TBILISI, July 3 (RIA Novosti) - The number of Russian tourists visiting neighboring Georgia has doubled in the past months, Georgian Prime Minister Bidzina Ivanishvili told journalists on Wednesday.
"The number of Russian tourists in Georgia has doubled, and this is good. I think, Georgia will soon become more attractive for tourists,” the prime minister said, without giving any exact figures.
According to Georgia’s National Tourism Administration, a total of 1.7 million foreigners, including some 200,000 Russians, visited Georgia in the first five months of 2013. In the same period last year, the country was visited by over 1.2 million people, over 100,000 of them Russians.
Russia introduced a visa regime with Georgia in December 2000, citing security threats. Since 2008, when the two countries severed diplomatic ties over a brief military conflict in the de-facto independent republic of South Ossetia, Georgians can apply for a Russian visa only to visit their close relatives or “in cases of humanitarian emergency.” Georgia unilaterally scrapped visas for Russians in February 29, 2012.

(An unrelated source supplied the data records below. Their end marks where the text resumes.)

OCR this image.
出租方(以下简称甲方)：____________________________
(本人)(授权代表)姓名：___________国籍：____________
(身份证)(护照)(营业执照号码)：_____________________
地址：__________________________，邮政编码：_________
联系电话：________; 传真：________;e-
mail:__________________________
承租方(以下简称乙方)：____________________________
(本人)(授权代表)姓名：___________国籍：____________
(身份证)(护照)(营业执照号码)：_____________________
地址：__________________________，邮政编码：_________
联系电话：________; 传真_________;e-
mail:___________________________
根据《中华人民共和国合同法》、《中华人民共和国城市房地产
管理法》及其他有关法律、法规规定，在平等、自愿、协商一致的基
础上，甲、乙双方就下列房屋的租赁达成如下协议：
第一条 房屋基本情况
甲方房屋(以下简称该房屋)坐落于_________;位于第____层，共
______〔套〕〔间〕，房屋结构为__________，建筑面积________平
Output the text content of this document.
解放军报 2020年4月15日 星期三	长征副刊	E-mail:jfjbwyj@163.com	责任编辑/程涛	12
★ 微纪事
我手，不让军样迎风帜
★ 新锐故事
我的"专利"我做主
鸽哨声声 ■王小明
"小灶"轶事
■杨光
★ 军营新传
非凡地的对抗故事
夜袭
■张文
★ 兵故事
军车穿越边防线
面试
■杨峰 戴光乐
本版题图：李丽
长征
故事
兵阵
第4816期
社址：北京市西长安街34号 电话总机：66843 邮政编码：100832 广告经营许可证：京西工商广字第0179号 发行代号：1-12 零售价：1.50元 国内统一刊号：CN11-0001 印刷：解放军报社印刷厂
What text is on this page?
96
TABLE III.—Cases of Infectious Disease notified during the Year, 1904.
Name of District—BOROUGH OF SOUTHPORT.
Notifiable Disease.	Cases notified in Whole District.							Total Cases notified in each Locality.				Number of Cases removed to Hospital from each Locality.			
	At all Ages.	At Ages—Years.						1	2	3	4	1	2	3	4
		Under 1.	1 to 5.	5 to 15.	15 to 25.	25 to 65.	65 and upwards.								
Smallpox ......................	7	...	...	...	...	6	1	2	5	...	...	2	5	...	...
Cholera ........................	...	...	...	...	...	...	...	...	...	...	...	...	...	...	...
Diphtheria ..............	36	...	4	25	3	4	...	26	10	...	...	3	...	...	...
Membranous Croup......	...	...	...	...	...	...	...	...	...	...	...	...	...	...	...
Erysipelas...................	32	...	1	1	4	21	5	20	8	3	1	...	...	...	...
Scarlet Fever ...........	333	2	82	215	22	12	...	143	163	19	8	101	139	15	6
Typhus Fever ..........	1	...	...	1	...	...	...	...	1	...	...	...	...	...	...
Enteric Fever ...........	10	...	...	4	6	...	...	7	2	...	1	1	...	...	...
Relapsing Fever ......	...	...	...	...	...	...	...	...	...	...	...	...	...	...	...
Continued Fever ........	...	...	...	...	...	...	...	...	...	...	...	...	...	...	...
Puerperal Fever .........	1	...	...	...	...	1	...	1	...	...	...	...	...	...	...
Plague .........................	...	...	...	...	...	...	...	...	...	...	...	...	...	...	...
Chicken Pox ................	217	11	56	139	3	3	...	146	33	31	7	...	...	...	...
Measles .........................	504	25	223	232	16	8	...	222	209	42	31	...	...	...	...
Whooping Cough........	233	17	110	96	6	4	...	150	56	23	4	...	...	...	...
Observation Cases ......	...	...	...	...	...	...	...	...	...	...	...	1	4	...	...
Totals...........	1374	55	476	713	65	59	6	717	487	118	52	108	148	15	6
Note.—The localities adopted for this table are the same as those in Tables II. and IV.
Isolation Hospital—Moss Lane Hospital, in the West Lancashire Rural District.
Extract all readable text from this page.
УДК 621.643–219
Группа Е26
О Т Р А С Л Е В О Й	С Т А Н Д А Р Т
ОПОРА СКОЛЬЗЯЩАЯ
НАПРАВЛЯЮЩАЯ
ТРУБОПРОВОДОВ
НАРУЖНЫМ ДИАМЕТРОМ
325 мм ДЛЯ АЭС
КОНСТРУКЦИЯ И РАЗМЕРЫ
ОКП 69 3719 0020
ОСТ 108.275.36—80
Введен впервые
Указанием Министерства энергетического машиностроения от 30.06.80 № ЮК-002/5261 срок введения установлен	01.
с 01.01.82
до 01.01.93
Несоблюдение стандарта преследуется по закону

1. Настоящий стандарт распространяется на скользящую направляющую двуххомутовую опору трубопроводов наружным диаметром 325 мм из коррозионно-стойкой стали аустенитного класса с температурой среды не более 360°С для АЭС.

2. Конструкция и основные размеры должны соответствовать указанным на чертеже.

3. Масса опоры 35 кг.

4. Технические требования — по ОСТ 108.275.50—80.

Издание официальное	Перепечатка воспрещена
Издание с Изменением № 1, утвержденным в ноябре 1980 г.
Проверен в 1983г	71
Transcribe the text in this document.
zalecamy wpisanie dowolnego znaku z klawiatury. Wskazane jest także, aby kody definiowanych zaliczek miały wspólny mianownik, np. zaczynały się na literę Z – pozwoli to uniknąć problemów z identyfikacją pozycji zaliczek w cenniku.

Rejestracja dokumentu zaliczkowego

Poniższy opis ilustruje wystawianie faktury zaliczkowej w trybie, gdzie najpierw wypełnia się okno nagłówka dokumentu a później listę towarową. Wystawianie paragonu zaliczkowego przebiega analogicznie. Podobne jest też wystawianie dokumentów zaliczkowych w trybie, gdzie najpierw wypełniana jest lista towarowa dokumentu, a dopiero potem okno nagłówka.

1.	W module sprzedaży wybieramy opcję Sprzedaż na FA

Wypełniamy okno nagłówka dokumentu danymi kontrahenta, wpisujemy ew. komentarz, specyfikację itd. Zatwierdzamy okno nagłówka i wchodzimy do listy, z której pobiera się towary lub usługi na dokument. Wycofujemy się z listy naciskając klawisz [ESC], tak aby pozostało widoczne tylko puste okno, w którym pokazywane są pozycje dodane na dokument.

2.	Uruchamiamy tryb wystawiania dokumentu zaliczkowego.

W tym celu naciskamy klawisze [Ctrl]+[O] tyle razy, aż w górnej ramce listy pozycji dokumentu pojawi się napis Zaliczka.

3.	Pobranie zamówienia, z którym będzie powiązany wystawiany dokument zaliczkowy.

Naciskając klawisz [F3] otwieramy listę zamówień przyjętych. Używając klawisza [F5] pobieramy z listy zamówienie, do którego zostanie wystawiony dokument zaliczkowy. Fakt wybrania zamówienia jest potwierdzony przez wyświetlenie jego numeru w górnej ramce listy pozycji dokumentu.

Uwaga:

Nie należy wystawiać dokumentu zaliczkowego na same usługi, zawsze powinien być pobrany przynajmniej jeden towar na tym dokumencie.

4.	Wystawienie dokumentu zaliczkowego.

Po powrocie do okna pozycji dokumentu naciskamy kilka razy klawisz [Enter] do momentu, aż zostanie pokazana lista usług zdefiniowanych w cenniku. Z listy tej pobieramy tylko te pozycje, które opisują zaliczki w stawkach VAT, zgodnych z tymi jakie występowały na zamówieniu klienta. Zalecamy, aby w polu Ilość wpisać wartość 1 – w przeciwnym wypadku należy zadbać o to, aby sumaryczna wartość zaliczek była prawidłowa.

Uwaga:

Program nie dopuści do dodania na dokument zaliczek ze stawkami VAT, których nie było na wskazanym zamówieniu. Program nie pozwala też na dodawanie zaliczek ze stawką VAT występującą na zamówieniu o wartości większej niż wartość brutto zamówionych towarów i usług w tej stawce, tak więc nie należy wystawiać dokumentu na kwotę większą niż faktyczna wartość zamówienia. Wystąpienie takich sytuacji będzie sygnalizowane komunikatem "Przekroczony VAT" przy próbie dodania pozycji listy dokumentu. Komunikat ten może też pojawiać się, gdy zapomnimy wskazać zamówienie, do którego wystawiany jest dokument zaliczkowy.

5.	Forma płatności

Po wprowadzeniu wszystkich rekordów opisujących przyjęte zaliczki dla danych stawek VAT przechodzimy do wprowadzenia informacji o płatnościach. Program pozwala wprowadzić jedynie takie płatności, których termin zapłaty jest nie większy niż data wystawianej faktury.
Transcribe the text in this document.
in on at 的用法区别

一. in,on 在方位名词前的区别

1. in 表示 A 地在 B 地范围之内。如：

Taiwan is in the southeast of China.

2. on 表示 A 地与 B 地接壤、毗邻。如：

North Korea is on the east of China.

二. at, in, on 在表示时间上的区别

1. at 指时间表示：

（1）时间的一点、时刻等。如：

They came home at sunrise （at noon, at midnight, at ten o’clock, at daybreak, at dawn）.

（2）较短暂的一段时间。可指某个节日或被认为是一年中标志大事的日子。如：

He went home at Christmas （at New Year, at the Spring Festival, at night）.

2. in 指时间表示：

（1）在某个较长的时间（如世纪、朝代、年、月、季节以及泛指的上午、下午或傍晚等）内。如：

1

Relations between the two neighbors, which have been strained ever since Georgia gained independence from the USSR, began to improve after Georgia’s new government was elected in the October 1, 2012. Ivanishvili, who became prime minister after his coalition won the polls, said normalizing ties with Russia was among his top priorities.
Ivanishvili said earlier on Wednesday that even though Moscow and Tbilisi are unlikely to restore diplomatic ties by the time Russia holds the 2014 Winter Olympic Games in its southern Black Sea resort of Sochi, negotiations are ongoing on visa facilitation and resumption of direct regular flights.